Turkey on Tuesday urged Islamic countries to review their ties with Israel and said it would call an extraordinary summit of the world’s main pan-Islamic body after dozens of Palestinians were killed by Israeli fire on the Gaza border.
Ankara has reacted with fury to the killing on Monday of 59 Palestinians in clashes and protests, on the same day as the United States formally moved its embassy in Israel to Jerusalem from Tel Aviv in defiance of international outrage.
“Islamic countries should without fail review their relations with Israel,” Turkish Prime Minister Binali Yildirim told his ruling party in parliament. “The Islamic world should move as one, with one voice, against this massacre,” he added.
Yildirim said that Turkey had called an “extraordinary summit” of the Organization of Islamic Cooperation (OIC) on Friday. Turkish President Recep Tayyip Erdogan currently holds the rotating chairmanship of the body.
It was not immediately clear what format the meeting would take or who might attend.
A Turkish foreign ministry official, who asked not to be named, said there was to be “a summit in Istanbul on Friday.”
Yildirim said that after the summit at 3:00 p.m. a giant rally would be held at the vast Yenikapi meeting area in Istanbul under the slogan of “Stop the Oppression” to express solidarity with the Palestinians. “This has nothing to do with party politics.

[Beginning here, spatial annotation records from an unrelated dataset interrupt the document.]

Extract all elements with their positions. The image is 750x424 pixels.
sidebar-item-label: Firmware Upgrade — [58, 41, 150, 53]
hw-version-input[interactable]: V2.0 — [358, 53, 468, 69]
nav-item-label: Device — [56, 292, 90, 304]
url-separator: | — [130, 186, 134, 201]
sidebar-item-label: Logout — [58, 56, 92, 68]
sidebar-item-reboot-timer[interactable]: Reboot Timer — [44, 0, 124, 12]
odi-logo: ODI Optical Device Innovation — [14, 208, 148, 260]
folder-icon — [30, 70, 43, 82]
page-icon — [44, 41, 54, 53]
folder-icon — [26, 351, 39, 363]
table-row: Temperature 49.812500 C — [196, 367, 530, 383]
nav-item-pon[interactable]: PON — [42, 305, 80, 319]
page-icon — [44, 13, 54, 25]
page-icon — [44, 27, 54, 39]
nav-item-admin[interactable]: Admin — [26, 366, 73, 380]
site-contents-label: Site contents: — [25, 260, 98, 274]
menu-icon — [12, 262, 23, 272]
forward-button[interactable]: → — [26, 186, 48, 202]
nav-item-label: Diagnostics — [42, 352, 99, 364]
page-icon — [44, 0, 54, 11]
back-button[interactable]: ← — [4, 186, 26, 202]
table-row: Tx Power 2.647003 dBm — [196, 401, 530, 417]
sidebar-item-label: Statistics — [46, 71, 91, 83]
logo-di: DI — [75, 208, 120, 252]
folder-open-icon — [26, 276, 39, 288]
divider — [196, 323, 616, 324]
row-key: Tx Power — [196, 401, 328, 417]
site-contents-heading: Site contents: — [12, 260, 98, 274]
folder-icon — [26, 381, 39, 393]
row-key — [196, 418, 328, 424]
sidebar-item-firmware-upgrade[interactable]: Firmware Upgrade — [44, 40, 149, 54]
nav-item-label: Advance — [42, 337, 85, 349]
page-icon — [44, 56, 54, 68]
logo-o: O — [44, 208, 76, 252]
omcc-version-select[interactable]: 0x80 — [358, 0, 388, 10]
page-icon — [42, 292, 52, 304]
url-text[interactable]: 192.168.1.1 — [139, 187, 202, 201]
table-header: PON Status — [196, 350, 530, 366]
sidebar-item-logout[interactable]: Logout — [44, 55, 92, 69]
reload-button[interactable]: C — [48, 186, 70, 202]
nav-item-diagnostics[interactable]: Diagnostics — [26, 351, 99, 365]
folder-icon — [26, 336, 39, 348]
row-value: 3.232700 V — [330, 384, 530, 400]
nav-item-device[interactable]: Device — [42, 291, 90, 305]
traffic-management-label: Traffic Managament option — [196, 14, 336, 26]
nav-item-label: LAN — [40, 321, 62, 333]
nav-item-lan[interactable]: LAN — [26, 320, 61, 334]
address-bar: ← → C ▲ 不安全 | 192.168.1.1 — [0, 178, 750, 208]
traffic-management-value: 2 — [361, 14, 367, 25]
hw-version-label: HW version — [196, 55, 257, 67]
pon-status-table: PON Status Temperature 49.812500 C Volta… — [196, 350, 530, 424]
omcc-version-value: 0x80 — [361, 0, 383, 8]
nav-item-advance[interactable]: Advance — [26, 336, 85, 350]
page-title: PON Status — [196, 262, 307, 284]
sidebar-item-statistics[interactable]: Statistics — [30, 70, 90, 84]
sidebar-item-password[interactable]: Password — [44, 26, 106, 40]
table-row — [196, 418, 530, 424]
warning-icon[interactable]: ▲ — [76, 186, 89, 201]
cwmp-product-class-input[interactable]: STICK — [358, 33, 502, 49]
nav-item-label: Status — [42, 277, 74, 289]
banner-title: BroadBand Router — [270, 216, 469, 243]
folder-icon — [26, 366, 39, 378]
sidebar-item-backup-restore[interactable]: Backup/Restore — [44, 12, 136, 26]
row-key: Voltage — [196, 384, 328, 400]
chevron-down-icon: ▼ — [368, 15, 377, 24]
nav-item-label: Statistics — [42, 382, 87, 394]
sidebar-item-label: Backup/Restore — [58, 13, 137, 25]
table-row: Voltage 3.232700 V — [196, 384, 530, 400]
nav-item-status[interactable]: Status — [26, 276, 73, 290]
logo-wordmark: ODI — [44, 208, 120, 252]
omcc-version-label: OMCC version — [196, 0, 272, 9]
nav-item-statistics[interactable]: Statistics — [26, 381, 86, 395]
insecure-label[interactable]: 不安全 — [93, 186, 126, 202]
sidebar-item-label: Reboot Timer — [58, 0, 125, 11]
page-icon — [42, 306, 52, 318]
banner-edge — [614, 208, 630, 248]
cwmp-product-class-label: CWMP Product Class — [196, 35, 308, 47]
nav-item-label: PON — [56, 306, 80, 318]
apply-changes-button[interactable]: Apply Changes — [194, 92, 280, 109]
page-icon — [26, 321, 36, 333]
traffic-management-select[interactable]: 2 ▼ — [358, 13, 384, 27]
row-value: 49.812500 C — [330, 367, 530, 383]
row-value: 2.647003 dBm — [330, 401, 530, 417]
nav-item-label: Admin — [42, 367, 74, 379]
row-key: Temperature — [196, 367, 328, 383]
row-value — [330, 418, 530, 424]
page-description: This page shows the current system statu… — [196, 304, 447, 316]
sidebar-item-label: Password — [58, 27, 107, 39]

This is to show solidarity, brotherhood and togetherness,” he said. “The Islamic world should move as one, with one voice, against this massacre,” added Yildirim.
Erdogan regards himself as a champion of the Palestinian cause and last year hosted an OIC summit in Istanbul to denounce U.S. President Donald Trump’s decision to recognize Jerusalem as Israel’s capital.
The summit declared East Jerusalem—which the international community regards as annexed by Israel—“as the capital of the State of Palestine” and urged the world to follow suit.
However, Turkey also maintains full trade and diplomatic links with the Jewish state after a 2016 reconciliation deal ended a dispute over the deadly storming of a Turkish ship by Israeli commandos. Ankara on Monday said it was recalling its ambassadors to the United States and Israel for consultations in the wake of the events.